Business Voice, February 2004

Ask most employees about their company’s mission statement and you draw a blank. Most haven’t a clue. Ask others and they will say ‘isn’t it something to do with being the best, world leader or something like that?’ In other words, for most they are regarded as pretty irrelevant for corporate performance. From the top to the bottom, no-one takes them seriously. In many companies they are the manufactured products of PR consultancies. We all have them because that is what companies are supposed to have these days. The outcome is cynicism through to downright mockery. In other words, they merely reinforce the sarcastic attitudes that I said in my column last month were rife throughout UK business.

But it doesn’t have to be like that. A well worked-out mission statement can energise the corporate culture. It can be inspirational and generate high levels of employee commitment and enthusiasm. These are vital ingredients of any business that aspires to be innovative in an ever changing global marketplace. Mission statements should define what companies stand for. They should embody the corporate brand. A good example of this is BP. It has a mission statement that reaffirms its commitment to environmental sustainability. This brands the company both internally as well as in the wider marketplace. Young people are attracted to work for BP because of this explicit commitment. 3M’s focus on innovation, despite its highly diverse product range fulfils an important function of corporate integration. Cobra Beer has the mission statement to ‘aspire and achieve against all the odds’ which gives a clear signal that it is very much an entrepreneurial business.

Corporate mission statements are important for employee motivation. Properly thought through, they express a company’s aspirations. Employees know what their businesses want to become. This is important for all of us in our every day lives. We need personal goals to motivate us to get out of bed in the morning. We want to know what we hope to achieve during the course of the day. On this basis we plan and develop our personal strategies.

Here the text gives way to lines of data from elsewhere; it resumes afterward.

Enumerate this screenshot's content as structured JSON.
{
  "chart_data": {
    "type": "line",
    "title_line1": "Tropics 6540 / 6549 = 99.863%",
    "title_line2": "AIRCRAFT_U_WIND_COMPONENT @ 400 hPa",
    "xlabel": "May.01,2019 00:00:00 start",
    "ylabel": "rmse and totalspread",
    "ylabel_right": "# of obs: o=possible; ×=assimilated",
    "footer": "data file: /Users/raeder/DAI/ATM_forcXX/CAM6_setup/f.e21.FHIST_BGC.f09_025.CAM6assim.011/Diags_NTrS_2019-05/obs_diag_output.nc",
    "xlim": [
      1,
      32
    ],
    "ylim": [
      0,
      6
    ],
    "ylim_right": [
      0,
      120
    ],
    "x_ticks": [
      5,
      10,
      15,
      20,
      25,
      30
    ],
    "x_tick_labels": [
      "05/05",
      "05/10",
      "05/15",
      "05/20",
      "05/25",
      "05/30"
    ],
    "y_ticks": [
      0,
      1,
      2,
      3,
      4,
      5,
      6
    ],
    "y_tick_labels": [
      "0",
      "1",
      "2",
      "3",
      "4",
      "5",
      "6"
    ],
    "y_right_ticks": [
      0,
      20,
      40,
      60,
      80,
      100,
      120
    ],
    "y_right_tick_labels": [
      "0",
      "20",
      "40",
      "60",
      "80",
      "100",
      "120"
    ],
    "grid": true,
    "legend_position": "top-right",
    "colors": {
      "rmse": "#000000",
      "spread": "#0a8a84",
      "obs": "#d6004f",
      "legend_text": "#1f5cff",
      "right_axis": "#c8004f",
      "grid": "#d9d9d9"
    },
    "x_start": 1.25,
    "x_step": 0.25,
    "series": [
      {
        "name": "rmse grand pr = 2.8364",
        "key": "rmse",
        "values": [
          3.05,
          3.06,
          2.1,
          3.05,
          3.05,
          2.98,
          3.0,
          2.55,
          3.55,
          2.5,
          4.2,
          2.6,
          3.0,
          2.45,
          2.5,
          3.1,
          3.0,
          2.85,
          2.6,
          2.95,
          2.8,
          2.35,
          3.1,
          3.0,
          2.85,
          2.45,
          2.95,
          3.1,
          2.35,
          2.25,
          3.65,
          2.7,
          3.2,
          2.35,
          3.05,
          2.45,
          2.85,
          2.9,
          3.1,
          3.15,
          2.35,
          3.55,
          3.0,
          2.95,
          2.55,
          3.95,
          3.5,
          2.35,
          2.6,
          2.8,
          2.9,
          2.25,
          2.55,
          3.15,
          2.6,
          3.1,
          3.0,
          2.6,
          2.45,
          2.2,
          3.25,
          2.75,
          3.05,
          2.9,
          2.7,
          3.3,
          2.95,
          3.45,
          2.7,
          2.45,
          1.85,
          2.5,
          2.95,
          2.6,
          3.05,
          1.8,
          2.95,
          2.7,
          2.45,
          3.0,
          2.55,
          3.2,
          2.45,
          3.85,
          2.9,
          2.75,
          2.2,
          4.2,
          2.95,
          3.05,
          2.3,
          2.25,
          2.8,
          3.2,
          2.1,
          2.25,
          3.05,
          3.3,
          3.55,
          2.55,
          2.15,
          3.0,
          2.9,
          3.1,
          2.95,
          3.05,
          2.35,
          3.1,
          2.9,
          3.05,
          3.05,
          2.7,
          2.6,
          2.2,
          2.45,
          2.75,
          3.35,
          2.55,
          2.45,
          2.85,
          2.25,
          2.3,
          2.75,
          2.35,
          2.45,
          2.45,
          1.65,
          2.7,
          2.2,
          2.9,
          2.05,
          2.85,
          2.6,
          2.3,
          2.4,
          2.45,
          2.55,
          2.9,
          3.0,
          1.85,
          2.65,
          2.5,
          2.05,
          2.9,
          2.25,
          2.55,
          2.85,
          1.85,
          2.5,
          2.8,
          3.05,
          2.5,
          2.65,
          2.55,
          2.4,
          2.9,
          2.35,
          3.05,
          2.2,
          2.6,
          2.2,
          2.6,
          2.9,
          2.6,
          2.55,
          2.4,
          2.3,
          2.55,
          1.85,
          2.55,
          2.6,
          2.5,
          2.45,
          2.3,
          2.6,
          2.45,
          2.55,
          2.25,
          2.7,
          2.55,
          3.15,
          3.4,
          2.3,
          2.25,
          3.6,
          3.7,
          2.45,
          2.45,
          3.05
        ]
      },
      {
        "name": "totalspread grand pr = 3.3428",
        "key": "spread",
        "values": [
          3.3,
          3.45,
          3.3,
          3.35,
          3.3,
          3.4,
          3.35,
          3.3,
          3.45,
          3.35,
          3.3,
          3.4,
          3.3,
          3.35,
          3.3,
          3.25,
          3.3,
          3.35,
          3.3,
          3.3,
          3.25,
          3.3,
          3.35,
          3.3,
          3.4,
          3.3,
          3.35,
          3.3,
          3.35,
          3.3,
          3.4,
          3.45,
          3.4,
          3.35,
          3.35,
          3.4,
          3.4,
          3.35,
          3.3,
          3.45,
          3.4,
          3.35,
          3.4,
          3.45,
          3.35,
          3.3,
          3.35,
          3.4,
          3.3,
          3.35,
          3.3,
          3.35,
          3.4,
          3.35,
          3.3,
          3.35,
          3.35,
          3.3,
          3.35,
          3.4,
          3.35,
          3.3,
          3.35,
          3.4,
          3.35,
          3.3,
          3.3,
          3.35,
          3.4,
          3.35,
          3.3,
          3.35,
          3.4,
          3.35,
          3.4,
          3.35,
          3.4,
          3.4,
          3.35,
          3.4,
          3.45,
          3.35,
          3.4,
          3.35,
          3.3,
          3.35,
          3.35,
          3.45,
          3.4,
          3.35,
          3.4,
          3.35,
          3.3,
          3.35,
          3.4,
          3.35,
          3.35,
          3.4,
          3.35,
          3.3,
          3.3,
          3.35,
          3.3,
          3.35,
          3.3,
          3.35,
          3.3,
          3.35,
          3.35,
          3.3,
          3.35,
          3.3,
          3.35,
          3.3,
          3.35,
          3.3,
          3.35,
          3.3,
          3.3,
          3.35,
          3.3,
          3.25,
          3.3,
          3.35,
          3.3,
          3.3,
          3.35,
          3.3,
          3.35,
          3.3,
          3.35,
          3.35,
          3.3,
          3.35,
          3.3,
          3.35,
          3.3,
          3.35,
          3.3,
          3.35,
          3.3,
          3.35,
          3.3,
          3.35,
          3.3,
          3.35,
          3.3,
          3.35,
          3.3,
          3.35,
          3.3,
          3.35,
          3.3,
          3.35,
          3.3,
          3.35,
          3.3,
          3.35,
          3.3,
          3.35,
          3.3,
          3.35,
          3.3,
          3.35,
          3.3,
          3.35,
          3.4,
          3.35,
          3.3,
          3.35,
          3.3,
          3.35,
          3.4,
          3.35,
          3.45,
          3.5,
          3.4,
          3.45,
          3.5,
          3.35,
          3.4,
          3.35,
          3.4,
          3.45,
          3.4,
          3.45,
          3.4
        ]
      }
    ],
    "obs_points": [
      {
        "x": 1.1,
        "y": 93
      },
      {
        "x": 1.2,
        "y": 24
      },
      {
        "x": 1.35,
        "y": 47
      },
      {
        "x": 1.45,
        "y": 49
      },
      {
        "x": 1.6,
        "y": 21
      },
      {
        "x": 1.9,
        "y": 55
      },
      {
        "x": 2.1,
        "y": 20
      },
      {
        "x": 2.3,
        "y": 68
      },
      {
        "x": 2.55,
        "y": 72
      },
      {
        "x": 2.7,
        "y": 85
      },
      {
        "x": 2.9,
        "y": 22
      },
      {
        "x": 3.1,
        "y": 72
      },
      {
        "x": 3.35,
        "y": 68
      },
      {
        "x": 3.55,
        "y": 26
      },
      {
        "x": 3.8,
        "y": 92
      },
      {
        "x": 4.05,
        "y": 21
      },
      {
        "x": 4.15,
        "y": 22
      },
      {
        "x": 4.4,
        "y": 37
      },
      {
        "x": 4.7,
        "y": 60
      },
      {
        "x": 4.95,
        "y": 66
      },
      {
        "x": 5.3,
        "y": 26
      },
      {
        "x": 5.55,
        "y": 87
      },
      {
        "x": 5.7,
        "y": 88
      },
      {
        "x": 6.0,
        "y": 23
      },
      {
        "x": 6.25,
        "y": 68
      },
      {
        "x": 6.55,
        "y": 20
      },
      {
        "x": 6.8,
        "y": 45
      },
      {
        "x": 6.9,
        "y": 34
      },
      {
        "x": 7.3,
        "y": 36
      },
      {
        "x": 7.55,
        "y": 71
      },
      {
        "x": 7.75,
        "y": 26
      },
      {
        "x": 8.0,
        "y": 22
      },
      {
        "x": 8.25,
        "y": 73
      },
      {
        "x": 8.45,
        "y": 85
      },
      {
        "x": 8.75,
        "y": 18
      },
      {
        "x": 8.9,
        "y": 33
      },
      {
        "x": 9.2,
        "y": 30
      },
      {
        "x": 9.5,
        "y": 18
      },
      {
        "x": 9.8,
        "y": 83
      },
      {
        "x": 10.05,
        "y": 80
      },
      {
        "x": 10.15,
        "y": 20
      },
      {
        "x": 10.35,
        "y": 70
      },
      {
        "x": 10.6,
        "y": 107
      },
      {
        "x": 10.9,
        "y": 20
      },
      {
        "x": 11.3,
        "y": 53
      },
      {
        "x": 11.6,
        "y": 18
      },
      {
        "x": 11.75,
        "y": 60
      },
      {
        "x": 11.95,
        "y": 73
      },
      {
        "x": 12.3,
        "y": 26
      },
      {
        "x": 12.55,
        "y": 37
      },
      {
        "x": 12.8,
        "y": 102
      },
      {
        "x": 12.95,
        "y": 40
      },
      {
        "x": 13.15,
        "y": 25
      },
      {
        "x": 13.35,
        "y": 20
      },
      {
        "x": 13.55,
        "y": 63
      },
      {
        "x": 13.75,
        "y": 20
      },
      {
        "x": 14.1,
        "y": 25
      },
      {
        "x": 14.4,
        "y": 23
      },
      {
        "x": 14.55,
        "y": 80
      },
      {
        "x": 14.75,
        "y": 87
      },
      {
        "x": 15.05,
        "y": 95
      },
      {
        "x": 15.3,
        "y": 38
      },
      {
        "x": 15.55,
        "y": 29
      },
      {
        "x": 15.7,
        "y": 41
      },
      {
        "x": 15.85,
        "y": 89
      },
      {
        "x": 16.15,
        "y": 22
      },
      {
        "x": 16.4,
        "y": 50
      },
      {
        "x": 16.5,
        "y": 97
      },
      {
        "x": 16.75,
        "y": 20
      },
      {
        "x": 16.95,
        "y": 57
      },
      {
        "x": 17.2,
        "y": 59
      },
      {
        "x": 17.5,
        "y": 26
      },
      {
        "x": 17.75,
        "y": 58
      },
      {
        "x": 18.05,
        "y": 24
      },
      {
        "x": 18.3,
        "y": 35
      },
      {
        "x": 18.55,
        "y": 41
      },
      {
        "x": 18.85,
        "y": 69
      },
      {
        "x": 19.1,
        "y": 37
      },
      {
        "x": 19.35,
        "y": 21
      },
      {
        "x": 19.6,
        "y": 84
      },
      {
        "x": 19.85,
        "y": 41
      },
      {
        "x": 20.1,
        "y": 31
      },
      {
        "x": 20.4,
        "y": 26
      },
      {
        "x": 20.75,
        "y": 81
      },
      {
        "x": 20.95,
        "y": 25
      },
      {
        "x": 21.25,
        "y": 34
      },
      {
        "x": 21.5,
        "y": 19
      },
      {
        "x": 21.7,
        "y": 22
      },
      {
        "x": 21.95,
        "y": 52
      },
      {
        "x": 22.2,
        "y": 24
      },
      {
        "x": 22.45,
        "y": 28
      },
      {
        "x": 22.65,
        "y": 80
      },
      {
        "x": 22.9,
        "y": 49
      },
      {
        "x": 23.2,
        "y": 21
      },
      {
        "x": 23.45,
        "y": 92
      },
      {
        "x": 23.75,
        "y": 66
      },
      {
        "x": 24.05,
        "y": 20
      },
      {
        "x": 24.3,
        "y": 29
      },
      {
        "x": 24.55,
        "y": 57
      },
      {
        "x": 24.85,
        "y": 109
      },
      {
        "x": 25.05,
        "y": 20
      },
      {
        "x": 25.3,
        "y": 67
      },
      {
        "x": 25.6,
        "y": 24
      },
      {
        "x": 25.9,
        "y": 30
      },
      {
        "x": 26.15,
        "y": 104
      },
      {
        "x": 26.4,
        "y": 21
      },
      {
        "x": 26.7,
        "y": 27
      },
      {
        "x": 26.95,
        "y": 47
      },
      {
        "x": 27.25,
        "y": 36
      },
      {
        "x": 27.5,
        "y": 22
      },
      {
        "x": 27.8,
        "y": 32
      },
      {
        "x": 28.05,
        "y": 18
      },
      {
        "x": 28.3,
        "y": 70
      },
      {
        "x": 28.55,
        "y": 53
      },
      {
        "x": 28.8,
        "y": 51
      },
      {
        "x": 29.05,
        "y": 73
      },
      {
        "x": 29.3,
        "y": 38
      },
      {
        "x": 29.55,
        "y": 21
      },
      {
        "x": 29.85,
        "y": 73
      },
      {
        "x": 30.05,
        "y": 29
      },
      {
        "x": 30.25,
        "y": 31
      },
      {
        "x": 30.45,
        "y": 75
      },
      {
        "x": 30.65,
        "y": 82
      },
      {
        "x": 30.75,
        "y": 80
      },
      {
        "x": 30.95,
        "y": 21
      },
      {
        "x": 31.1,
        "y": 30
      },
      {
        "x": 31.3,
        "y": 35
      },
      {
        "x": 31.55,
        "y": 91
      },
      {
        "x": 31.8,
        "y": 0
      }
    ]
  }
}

So it is in soccer teams. The job of the team coach is to define the mission (to win the game) and to develop the necessary strategies and tactics for this to be achieved. It is exactly the same in the business world. Employees, as members of the corporate team, need to understand what the company stands for and what it hopes to achieve. It is then the responsibility of line managers to consult and to discuss with them tactics and strategies.

To be successful as motivational tools, corporate mission statements have to be converted into relevant operational objectives. They have to be interpreted in different ways for different parts of the business. The sales, marketing and manufacturing functions have to convert the corporate mission statement into their own different operational objectives.

I have just completed a consultancy project with Parker Steel, a fast growing stockholding and fabrication company in the south of England. We worked to a number of precisely-defined steps. First, the senior managers prepared a realistic mission statement: ‘To exceed customer expectations through a flexible and reliable service delivery of state of the art technology, products and services for the long-term sustainable growth and profitability of the business’. Everybody in the business now knows what the company wants to do. But this is only because this statement was converted into six key success factors that spell out key targets for shareholders, customers, employees and suppliers. The next step was the preparation of detailed action plans for each of the company’s separate business units. The final step was the implementation of a performance-related reward system geared to the achievement of these targets.

Everyone in the business now knows what they are supposed to achieve and how their performance is measured. The mission statement acts as the rudder of the corporate boat, providing the direction and the focus for decision-making throughout the management process. It also acts as the glue that holds the whole business together. But most importantly, it has raised the level of management morale and through this, the cross-fertilization of ideas for innovation, product development and business growth. Everyone is pulling together in pursuit of the common purpose. They are acting in the same way as English rugby team in the World Cup.

It is easier to galvanise the motivation of managers through mission statements in medium and small size businesses than in larger corporate conglomerates. Equally, mission statements can be more effective as management tools in companies with focused product and service portfolios. In fact the two things come together. This is why there has been a shift away from the highly diversified business model. Companies operating in this way usually lack the focus to compete against the leaner, smarter players in the marketplace.

But we should not forget the first companies to have corporate mission statements were the highly successful and diversified Japanese companies of forty years ago. Their purpose was to inspire and to motivate staff on the assumption that financial rewards are not enough to get the best out of people. In other words, employees need a higher purpose to give meaning to their work. Major multi-nationals like Proctor and Gamble attach great importance to their mission statements to give their employees around the world a sense of corporate engagement and purpose. These businesses, operating in diverse cultural settings, use their corporate mission statements as vital planks in building and maintaining their transnational corporate cultures.

In business, employees want to know what their companies stand for and what they want to achieve. This is the purpose of corporate mission statements. If in many businesses these are treated as a bit of a joke, it is the result of bad management. They are only effective as motivational and inspirational tools if they are converted into key success factors and performance objectives and directly linked to personal responsibilities and reward systems. In other words, it is the model of the England rugby team and the vital role of the coach.